The man under Kinsey’s thumbs is the narrator, the virginal researcher John Milk, whose observations bring Kinsey alive as a brilliant and highly manipulative sexologist with the nickname “Prok.” All energies are devoted to gathering sexual data, and the quest to accumulate 100,000 sexual histories around America. And Prok’s sexual appetite and his desire to destroy sexual boundaries also wreak havoc on his men and their families.
To bring Kinsey alive through Milk’s eyes, Boyle found himself using the first person. “I write many ‘I’ narratives in my short stories,” said Boyle. “In the novels, usually I use the third person because it enables me to do more, to enter character’s minds. I wanted to be more confined in this book, for dramatic purposes.” The reader is trapped in Milk’s mind. We know his response to his wife’s seduction by a fellow researcher, but we don’t know his wife’s motivations.
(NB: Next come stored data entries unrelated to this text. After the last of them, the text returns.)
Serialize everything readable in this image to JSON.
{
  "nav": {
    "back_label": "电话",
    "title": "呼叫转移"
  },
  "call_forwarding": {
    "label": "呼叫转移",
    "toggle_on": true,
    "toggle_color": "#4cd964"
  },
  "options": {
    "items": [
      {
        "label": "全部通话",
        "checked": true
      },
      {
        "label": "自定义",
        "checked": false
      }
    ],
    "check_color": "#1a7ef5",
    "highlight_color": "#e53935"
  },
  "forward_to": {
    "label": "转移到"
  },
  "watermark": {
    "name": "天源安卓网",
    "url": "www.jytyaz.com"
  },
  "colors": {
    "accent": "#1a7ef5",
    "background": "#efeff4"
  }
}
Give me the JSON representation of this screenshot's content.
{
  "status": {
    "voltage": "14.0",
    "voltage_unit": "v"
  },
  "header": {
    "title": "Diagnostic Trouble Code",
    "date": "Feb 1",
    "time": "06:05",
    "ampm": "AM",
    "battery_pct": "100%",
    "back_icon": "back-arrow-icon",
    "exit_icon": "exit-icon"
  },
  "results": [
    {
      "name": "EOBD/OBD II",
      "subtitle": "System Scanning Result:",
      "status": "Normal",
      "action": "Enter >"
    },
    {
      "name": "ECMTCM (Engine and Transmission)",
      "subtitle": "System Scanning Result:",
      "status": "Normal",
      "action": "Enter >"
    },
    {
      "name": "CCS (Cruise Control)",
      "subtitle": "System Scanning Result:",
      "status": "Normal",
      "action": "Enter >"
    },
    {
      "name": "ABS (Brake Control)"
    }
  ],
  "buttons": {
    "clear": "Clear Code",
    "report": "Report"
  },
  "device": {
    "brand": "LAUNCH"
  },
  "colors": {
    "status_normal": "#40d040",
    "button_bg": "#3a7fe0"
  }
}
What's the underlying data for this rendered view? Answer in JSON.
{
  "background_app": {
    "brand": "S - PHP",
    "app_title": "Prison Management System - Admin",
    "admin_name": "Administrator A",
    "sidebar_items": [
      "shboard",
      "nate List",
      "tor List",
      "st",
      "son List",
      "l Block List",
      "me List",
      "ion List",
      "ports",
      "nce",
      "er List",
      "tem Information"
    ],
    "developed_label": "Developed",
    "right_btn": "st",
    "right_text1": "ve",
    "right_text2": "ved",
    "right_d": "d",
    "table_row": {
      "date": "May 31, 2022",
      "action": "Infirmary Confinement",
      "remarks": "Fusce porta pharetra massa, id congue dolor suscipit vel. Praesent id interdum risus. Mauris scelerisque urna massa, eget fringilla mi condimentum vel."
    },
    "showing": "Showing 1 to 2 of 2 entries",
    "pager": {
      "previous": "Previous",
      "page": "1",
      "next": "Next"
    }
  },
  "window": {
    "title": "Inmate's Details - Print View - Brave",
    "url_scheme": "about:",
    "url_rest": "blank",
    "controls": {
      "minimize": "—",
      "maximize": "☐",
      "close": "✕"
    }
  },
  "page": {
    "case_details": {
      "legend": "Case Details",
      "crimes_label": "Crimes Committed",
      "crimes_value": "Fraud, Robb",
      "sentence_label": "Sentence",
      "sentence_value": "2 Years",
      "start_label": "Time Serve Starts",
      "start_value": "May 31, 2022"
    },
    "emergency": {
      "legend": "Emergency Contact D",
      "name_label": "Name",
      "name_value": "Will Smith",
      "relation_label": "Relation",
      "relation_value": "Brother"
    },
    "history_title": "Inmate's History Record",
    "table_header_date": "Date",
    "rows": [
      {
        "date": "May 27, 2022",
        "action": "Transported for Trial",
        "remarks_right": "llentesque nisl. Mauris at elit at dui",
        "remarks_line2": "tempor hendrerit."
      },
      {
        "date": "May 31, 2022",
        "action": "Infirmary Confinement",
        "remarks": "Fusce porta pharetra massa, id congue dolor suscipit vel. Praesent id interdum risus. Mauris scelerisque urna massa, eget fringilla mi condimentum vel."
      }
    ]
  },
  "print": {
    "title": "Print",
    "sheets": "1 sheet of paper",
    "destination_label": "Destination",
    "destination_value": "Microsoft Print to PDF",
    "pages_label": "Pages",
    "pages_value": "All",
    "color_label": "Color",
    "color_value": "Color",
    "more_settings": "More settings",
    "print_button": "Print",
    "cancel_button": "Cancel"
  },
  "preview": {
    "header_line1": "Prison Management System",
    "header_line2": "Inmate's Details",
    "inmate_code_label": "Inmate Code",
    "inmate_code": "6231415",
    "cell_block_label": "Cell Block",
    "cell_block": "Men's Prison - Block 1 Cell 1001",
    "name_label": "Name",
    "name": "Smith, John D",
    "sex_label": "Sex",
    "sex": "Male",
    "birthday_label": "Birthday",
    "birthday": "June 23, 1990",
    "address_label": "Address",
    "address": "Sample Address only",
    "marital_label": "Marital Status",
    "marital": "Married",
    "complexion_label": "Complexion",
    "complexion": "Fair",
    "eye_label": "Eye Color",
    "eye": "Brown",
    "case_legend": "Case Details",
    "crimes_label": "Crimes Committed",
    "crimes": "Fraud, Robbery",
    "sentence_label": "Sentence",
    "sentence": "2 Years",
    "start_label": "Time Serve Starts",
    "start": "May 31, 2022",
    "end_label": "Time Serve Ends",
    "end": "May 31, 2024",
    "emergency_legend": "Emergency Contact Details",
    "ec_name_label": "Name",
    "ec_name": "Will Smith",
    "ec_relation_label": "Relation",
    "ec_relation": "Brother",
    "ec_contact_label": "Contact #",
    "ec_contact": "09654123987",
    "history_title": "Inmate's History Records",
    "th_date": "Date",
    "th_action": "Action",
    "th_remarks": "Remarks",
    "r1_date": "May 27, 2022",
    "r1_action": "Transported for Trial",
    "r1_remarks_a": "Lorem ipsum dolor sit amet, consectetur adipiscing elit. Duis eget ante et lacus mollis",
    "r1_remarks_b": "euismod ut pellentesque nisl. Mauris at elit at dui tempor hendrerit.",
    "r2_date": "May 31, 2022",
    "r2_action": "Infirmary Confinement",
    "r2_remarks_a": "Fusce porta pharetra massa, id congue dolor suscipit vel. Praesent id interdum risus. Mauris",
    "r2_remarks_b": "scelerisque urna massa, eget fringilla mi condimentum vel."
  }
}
“The way the book works for me is each reader says, ‘No, wait a minute, that is going to far,’” said Boyle. “There is an ironic distance that the reader can obtain from this ‘I’ narrator because he’s not totally reliable. This is Milk’s confession, his protestation that everything was really okay. We see that perhaps it wasn’t okay. This book was a joy to do through Milk’s eyes, his vocabulary and intellect.”
In his 1994 bestselling novel “The Road to Wellville,” Boyle used over-the-top humor to detail Dr. John Harvey Kellogg’s health movement. The humor around Kinsey’s sexual revolution is much darker and subtle. “I could have gone overboard with Kinsey, making penis jokes, but the darkness just evolved,” he said. “”Everything I write is pretty dark, for we laugh now, but soon we will be dead.”
Some of this fatalism may come from Boyle’s self-destructive youth in Peekskill. At 21, he picked up a heroin habit, which he later kicked with barbiturates. The resulting short story, “The OD and Hepatitis Railroad or Bust,” pretty much helped launch Boyle’s stellar writing career. The story helped gain him admission to the Iowa Writers’ Workshop. He wound up teaching at the University of Southern California.
Boyle fictionalized the men in Kinsey’s circle. “I invented characters to surround Kinsey, to see what it might be like to be a sexologist, and how this might affect other sexual partners, like a wife, and whether love is chemical or spiritual,” he said. “All of those factors you can explore if you make a fiction around a real phenomena--a guy like Kinsey who opened up the country to sex and became a sensation.”
And Boyle also reinvented Kinsey. “Making Kinsey walk and talk, setting him in a drama makes him mine,” said Boyle. “He’s no longer a figure out of history for me. He’s my character, who I invented, as I invented Dr. Kellogg.”
After living with Prok for the nine months it took to research and write the book, Boyle is still enthralled with the sexologist. “Kinsey’s manipulative. He can use a term like ‘sex shy’ to bully his inner circle,” he said. “If they don’t want to do something sexual, he’d say, ‘You are going against the project, which is to illuminate sexuality for everyone.’ He wouldn’t admit this to the public.
“To the public, he is a scientist reporting fact,” said Boyle. “He is really a reformer, a progressive, who wanted people to have sex in any combination, because he thought sex was good. Kinsey was the pioneer. He was the first, that led to everybody else. He helped normalize sexual relations. He believed that there shouldn’t be legal or moral restraints on what adults do.”
The Inner Circle by T.C. Boyle, Viking, $25.95, 418 pp.